The emeritus professor and former rector of the National Autonomous University of Mexico (UNAM) recently won the Tyler Prize for Environmental Achievement , often referred to as a “Nobel for the Environment”.

Making use of the knowledge held by indigenous groups is “absolutely essential”, Sarukhán told the Thomson Reuters Foundation.

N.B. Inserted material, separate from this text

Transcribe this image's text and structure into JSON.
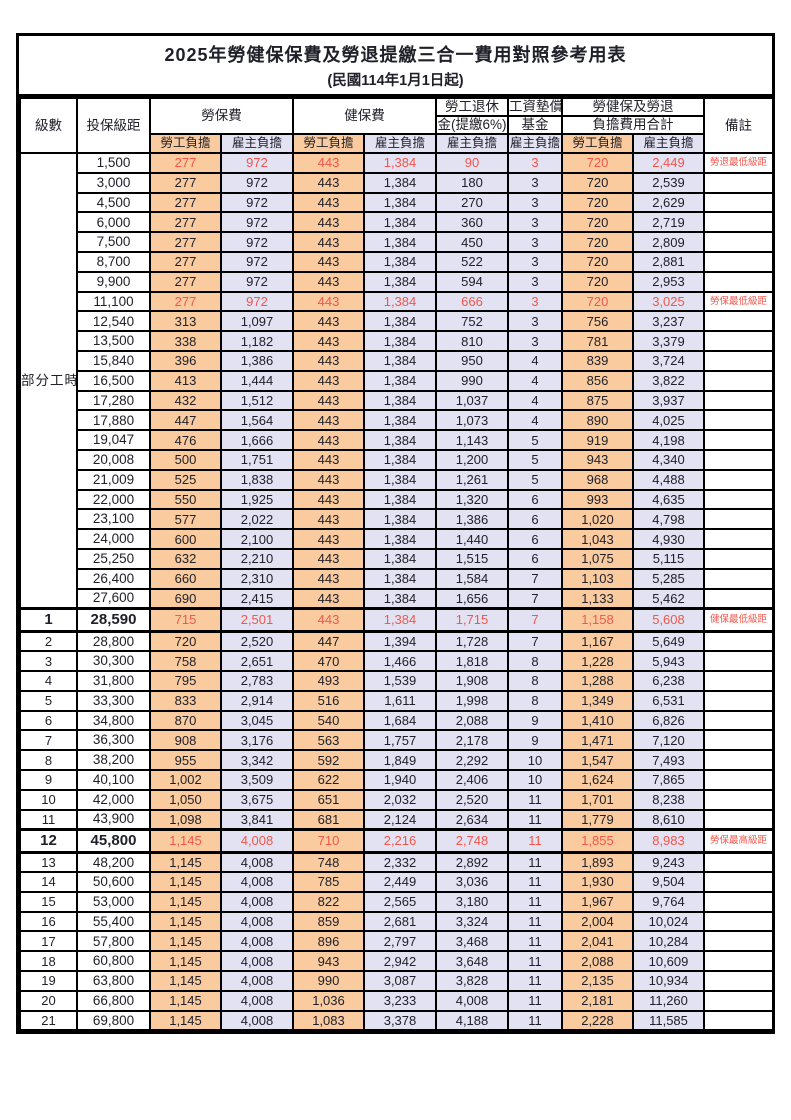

That requires working with a wide range of people, from local cooks to small-scale farmers, especially in states like Oaxaca and Chiapas in the south of Mexico where indigenous farmers have a strong traditional culture, he said.

“They haven’t gone to university, and they don’t have a degree, but they damn well know how to do these things,” he said. For example, they discover and incorporate new knowledge as they exchange seeds with peers from different areas.

The aim is to enrich the commission's vast online database of biodiversity , with a view to influencing national agricultural policy, said Sarukhán.

CONABIO’s information on the genetic adaptability of native plants will enable scientists to develop new lines that can tolerate wetter or more arid conditions as the climate changes, he said.

Highlighting the potential of climate-adapted native crops, Sarukhán said around 60 types of maize are grown across Mexico, from the coast to 3,000 meters (9,843 ft) above sea-level, while only a handful of species are sold commercially.

Projects like growing organic coffee in Oaxaca’s forests or eco-tourism in Chiapas are helping provide communities with a decent income and an incentive to protect the environment, he said.

Rural and indigenous communities own 60 to 70 percent of all Mexico’s forests and natural ecosystems, he noted.

“That is the patrimony they have, they don’t have anything else to live on,” he explained.